Quando si parla della sorprendente ascesa del Kazakistan nel panorama tennistico internazionale, molti pensano subito a nomi come Elena Rybakina o Alexander Bublik. In realtà dietro questo fenomeno c’è un lavoro silenzioso, ma strategico, guidato da uomini come Bulat Utemuratov e da tecnici come Dave Miley. È proprio l’intervista a Miley concessa a The Astana Times a offrire una lente privilegiata per capire come si costruisce – da zero — un “modello tennis” nazionale.
Da Almaty al “tennis per tutti”: la trasformazione raccontata da Miley
Dave Miley ha un passato da tecnico e dirigente all’interno dell’ITF (Federazione Internazionale di Tennis). Nella sua intervista con The Astana Times racconta che la sua prima esperienza in Kazakistan risale al 1993, quando il tennis era sostanzialmente confinato all’area di Almaty.
Rientrato successivamente in qualità di Direttore Tecnico della Federazione Kazaka, ha trovato un Paese in piena metamorfosi. “Oggi un bambino in ogni città del Kazakistan può usufruire di un centro attrezzato dove poter giocare”, dice Miley, sottolineando che l’espansione infrastrutturale è stata cruciale.
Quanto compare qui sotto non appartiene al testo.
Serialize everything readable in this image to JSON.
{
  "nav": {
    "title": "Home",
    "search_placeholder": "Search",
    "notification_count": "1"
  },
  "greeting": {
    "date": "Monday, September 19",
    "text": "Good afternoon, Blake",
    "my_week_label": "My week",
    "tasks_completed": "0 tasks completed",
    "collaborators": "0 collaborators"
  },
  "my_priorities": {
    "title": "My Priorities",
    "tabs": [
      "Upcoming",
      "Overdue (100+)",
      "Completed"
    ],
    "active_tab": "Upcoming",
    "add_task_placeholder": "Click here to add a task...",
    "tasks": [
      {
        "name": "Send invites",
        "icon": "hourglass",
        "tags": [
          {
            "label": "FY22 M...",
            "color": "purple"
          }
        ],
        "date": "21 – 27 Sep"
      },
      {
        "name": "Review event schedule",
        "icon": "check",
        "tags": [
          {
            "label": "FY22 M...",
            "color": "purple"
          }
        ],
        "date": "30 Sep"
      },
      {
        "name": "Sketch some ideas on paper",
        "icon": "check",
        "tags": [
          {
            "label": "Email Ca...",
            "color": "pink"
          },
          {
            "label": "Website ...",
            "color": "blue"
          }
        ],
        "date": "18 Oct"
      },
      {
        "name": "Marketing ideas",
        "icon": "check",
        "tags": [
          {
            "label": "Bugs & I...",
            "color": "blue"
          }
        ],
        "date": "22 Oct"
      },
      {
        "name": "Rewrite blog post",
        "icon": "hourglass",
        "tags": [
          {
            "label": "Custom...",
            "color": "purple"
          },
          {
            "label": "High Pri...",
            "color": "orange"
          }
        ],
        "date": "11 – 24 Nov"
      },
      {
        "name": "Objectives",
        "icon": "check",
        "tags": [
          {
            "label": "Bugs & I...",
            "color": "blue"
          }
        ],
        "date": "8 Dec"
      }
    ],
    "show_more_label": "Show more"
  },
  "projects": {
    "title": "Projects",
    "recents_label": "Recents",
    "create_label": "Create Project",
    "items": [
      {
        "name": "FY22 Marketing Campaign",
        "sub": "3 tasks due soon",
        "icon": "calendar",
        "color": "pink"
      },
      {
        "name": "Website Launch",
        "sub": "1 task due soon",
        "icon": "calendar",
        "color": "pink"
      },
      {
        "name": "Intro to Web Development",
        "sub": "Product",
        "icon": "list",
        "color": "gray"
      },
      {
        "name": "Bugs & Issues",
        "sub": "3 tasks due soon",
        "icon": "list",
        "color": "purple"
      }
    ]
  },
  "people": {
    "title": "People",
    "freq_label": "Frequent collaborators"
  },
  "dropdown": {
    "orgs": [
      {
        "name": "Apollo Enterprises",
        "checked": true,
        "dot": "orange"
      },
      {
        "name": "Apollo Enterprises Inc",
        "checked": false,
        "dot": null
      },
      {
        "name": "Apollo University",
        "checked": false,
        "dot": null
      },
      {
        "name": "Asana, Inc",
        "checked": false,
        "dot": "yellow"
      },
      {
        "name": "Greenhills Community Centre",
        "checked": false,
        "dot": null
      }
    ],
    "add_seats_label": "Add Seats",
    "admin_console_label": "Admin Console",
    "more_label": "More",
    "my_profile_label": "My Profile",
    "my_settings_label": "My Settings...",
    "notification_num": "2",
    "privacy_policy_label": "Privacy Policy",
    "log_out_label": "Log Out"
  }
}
Dal 2007, con l’ingresso nel ruolo di presidente della federazione del magnate Bulat Utemuratov — possessore della catena Burger King nazionale, ha investito nel settore alberghiero, aeroportuale e delle telecomunicazioni — la Kazakhstan Tennis Federation ha imboccato una strada diversa. Imprenditore tra i più influenti del Kazakistan e grande appassionato di tennis — in particolare di Rafael Nadal e Roger Federer — Utemuratov ha messo a disposizione le proprie risorse e competenze manageriali per rilanciare il movimento.
La KTF ha avviato così un programma ambizioso di infrastrutture — ad oggi, 38 centri importanti e 364 campi (terra e cemento) sono disseminati su tutto il territorio nazionale. Le tariffe d’affitto dei campi sono state drasticamente ridotte (da 50 USD/ora a circa 10 USD/ora) proprio per abbattere le barriere economiche all’accesso. Utemuratov ha inoltre investito in prima persona in questi progetti, cercando di renderli sostenibili e non solo dipendenti da fondi pubblici. A complemento di questo impegno, la Federazione ha moltiplicato i tornei nazionali e giovanili — inserendo inoltre il Kazakistan sul circuito internazionale non solo come partecipante, ma anche come organizzatore.
Miley rimane ad ogni modo affascinato dall’evoluzione delle strutture: “abbiamo strutture che non troveresti in molte parti d’Europa” — includendo palestre, campi coperti, campi in terra battuta interni. Tuttavia, sottolinea che il successo non è questione di ricchezza assoluta: “L’Arabia Saudita è molto ricca ma non ha giocatori. L’Argentina, che non è ricca, ne produce sempre.” Secondo lui, è la qualità del sistema che decide (non a caso cita anche l’Italia come esempio di eccellenza).
Ogni federazione ha due obiettivi principali: avere più giocatori e giocatori migliori. Si vuole aumentare la partecipazione — questo significa programmi per under 10, più allenatori, più giocatori amatoriali. E allo stesso tempo si vogliono formare atleti in grado di competere in Coppa Davis o ai massimi livelli del circuito. Non si tratta solo di soldi, ma di avere un buon sistema e di usare le risorse in modo efficace.
Atleti naturalizzati vs “autoctoni”
Un punto delicato affrontato durante l’intervista è il dibattito sul valore dei giocatori naturalizzati (o trasferiti) come Elena Rybakina e Alexander Bublik, che sono stati fondamentali per dare visibilità internazionale al Kazakistan. Miley ricorda che, dopo il crollo dell’Unione Sovietica, le regole dell’ITF permisero ai giocatori nati in qualsiasi ex repubblica di rappresentarne un’altra, rendendo comune il passaggio tra federazioni.
Per Miley, non ha senso demonizzare queste scelte: “Quando i nostri migliori giocatori vengono in Davis Cup o Billie Jean King Cup qui, spendono tempo con i giovani — e questo ispira la generazione futura.”
Il “cuore” del tennis: divertimento e coinvolgimento
Infine, Miley ricorda che l’essenza del tennis rimane semplice: colpire, scambiare, competere.
«Il cuore del tennis è semplice: scambiare e fare punti. È questa l’idea alla base della campagna Play and Stay che lanciammo nel 2007 all’ITF. Quando le persone iniziano a palleggiare, a colpire la palla avanti e indietro, a giocare i punti, si appassionano. Ecco perché vogliamo che ogni giocatore, che sia in campo o sugli spalti, viva qualcosa di straordinario. Se ci riesce, tornerà a giocare», ha dichiarato.